The ratio $\frac{moles\; of\; N_2}{moles\;of\; NF_3} = \frac{1}{2}$ and you have $\frac{moles\; of\; N_2}{2873.158\;moles\;of\; NF_3} = \frac{1}{2}$

So how many moles of N₂ do you need?

You can set up a similar ratio between moles of F₂ needed to make 2873.158 moles of NF₃, except you need 3 moles of F₂ for every 2 moles of NF₃ which are made.

These are simple problems.
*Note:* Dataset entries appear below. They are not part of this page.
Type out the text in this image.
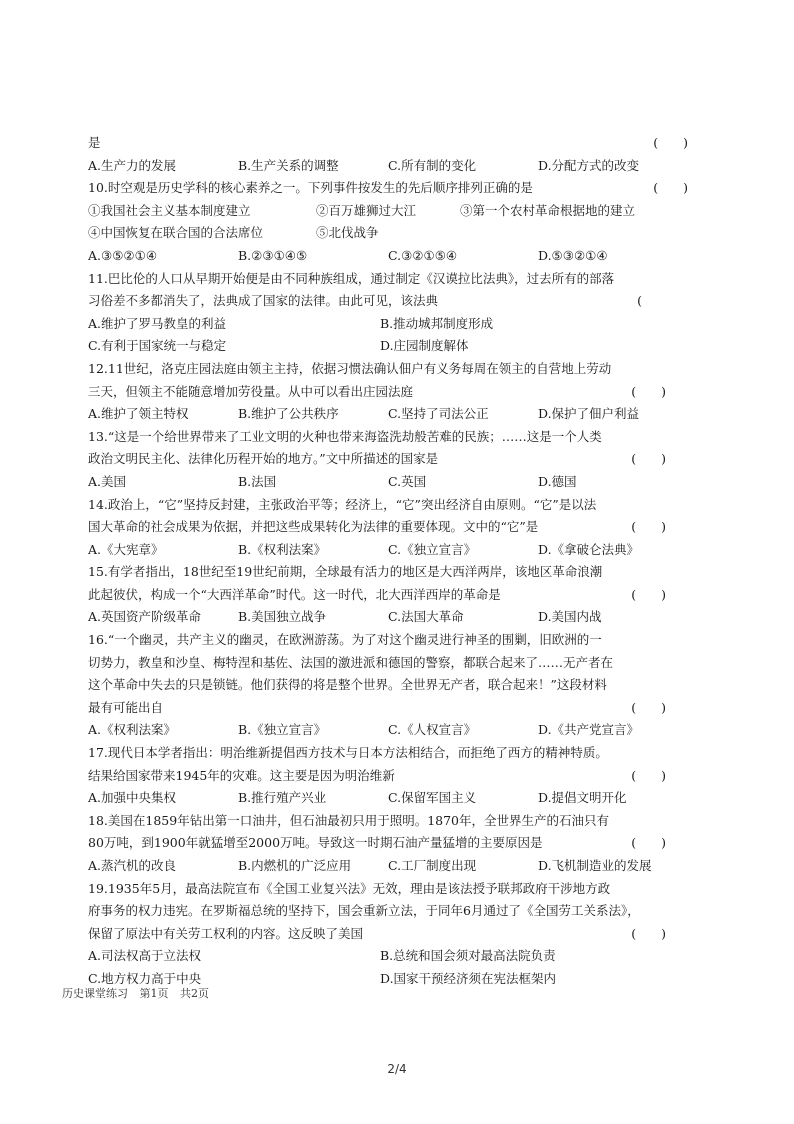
是	(　　)
A.生产力的发展	B.生产关系的调整	C.所有制的变化	D.分配方式的改变
10.时空观是历史学科的核心素养之一。下列事件按发生的先后顺序排列正确的是	(　　)
①我国社会主义基本制度建立	②百万雄狮过大江	③第一个农村革命根据地的建立
④中国恢复在联合国的合法席位	⑤北伐战争
A.③⑤②①④	B.②③①④⑤	C.③②①⑤④	D.⑤③②①④
11.巴比伦的人口从早期开始便是由不同种族组成，通过制定《汉谟拉比法典》，过去所有的部落
习俗差不多都消失了，法典成了国家的法律。由此可见，该法典	(
A.维护了罗马教皇的利益	B.推动城邦制度形成
C.有利于国家统一与稳定	D.庄园制度解体
12.11世纪，洛克庄园法庭由领主主持，依据习惯法确认佃户有义务每周在领主的自营地上劳动
三天，但领主不能随意增加劳役量。从中可以看出庄园法庭	(　　)
A.维护了领主特权	B.维护了公共秩序	C.坚持了司法公正	D.保护了佃户利益
13.“这是一个给世界带来了工业文明的火种也带来海盗洗劫般苦难的民族；……这是一个人类
政治文明民主化、法律化历程开始的地方。”文中所描述的国家是	(　　)
A.美国	B.法国	C.英国	D.德国
14.政治上，“它”坚持反封建，主张政治平等；经济上，“它”突出经济自由原则。“它”是以法
国大革命的社会成果为依据，并把这些成果转化为法律的重要体现。文中的“它”是	(　　)
A.《大宪章》	B.《权利法案》	C.《独立宣言》	D.《拿破仑法典》
15.有学者指出，18世纪至19世纪前期，全球最有活力的地区是大西洋两岸，该地区革命浪潮
此起彼伏，构成一个“大西洋革命”时代。这一时代，北大西洋西岸的革命是	(　　)
A.英国资产阶级革命	B.美国独立战争	C.法国大革命	D.美国内战
16.“一个幽灵，共产主义的幽灵，在欧洲游荡。为了对这个幽灵进行神圣的围剿，旧欧洲的一
切势力，教皇和沙皇、梅特涅和基佐、法国的激进派和德国的警察，都联合起来了……无产者在
这个革命中失去的只是锁链。他们获得的将是整个世界。全世界无产者，联合起来！”这段材料
最有可能出自	(　　)
A.《权利法案》	B.《独立宣言》	C.《人权宣言》	D.《共产党宣言》
17.现代日本学者指出：明治维新提倡西方技术与日本方法相结合，而拒绝了西方的精神特质。
结果给国家带来1945年的灾难。这主要是因为明治维新	(　　)
A.加强中央集权	B.推行殖产兴业	C.保留军国主义	D.提倡文明开化
18.美国在1859年钻出第一口油井，但石油最初只用于照明。1870年，全世界生产的石油只有
80万吨，到1900年就猛增至2000万吨。导致这一时期石油产量猛增的主要原因是	(　　)
A.蒸汽机的改良	B.内燃机的广泛应用	C.工厂制度出现	D.飞机制造业的发展
19.1935年5月，最高法院宣布《全国工业复兴法》无效，理由是该法授予联邦政府干涉地方政
府事务的权力违宪。在罗斯福总统的坚持下，国会重新立法，于同年6月通过了《全国劳工关系法》，
保留了原法中有关劳工权利的内容。这反映了美国	(　　)
A.司法权高于立法权	B.总统和国会须对最高法院负责
C.地方权力高于中央	D.国家干预经济须在宪法框架内
历史课堂练习 第1页 共2页
2/4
If you're struggling now, things are only going to get more difficult.

 

[science_rules]

So how many moles of N2 do you need?

Do I need to cross multiply like this: X/2873.158 = 1/2 = 2X = 2873.158, X = 1436.579 moles of N₂

 

[SteamKing]

Do I need to cross multiply like this: X/2873.158 = 1/2 = 2X = 2873.158, X = 1436.579 moles of N₂

Isn't that how you solve a ratio problem like this?

 

[science_rules]

I am pretty sure

 

[SteamKing]

I am pretty sure

Well, you should be able to set up a similar ratio problem to find out the number of moles of F₂ required to make 2873.158 moles of NF₃.

Once you have the moles of each of the reactants, then you can convert back to the mass of each.